As someone up the thread has said, before there were counsellors available, people went to a vicar or priest (who might then abuse them!) or they distracted themselves by beating their wives, kicking the dog, getting drunk, over eating, beating their children and generally being bitter and difficult to others.

There are many types of counselling and many types of problems. I really don't think you can generalise. There is also the question of resilience which may be down to personality, circumstances, having someone, just one person, who cares for them in childhood or other resources (such as a reasonable income) which help them to feel content and able to find a job and live a normal life without abusing others.

We've got huge problems with pornography, child abuse and loneliness in this country, I don't think deciding there's something wrong with people who ask for help and use counsellors is very useful.

Jomarie Sat 08-Feb-20 18:10:19

I agree with you Daisymae wholeheartedly.

Kamiso Sat 08-Feb-20 18:33:32

Talking to friends is totally different to talking to a skilled therapist. Friends may well want to empathise by telling your their problems, offer their own opinions and suggest what actions to take rather than giving you the opportunity to work things out for yourself. There is also the possibility that they may not maintain confidentiality and once you have told them something deep and personal it may well change your relationship. You can't untell it. It is very common to be tearful at some stage - you wouldn't be there if life hadn't thrown a spanner in the works. If it's not helping after 10-20 sessions then perhaps it's time to call it a day or find a new counsellor. If you've had a lifetime of trauma it may well take longer to unravel. PH's case is very different as he is trapped in a life that he didn't choose and it's very difficult to break away from.

Daisyboots Sat 08-Feb-20 18:39:26

I think someone having counselling for 7 years could be being ripped off because you couldnt get that on the NHS. Either that or they dont want to feel better and are happy to keep paying.

In 2015 my DH was finally diagnosed with PTSD and he got just a two week live in course at Combat Stress. Which was useless. His own GP arranged for him to see a NHS counsellor for anger management problems. He was lucky because he got one of the last people to be able to get 12 weeks counselling straight off on the NHS. This lady really worked wonders with my DH and turned his thinking right around. My DH still has PTSD but her work helped him so much and he can cope much better now. I will forever be grateful to her because I now have my loving husband back.
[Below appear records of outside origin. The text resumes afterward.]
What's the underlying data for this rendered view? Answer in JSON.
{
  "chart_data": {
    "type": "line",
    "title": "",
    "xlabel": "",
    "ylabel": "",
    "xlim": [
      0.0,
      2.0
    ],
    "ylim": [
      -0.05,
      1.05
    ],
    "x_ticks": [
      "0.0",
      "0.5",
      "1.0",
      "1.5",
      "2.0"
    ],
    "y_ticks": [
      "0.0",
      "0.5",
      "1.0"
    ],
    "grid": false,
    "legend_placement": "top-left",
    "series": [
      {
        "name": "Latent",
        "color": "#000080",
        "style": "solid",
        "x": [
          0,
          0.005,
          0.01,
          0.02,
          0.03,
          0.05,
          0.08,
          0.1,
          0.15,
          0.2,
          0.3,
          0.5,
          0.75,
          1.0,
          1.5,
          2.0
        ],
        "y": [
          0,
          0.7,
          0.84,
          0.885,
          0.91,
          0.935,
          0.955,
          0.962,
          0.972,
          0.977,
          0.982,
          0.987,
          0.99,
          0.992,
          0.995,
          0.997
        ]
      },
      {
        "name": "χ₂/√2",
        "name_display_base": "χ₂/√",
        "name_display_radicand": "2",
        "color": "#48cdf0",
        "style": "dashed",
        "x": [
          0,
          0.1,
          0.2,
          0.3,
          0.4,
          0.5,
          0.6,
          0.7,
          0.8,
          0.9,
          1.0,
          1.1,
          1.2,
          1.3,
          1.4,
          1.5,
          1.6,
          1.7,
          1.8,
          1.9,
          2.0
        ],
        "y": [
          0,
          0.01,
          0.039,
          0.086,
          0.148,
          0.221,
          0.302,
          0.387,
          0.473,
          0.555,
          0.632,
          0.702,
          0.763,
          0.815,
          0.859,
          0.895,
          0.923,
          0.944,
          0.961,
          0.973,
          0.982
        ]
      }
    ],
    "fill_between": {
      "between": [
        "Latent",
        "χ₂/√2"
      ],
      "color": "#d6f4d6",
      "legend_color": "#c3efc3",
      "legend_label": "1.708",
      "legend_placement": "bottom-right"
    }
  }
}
Grannyben Sat 08-Feb-20 20:15:34

I had counselling last year, 8 years after a very traumatic divorce which left me broken. The time was just right. I honestly don't think, if I'd had it any earlier, it would have been such a benefit to me. In a way, it was almost like I had to get myself to the end of the road and they then have me the tools to get round the corner.

I had 12 sessions in total and she just spoke common sense but it helped me get everything into perspective.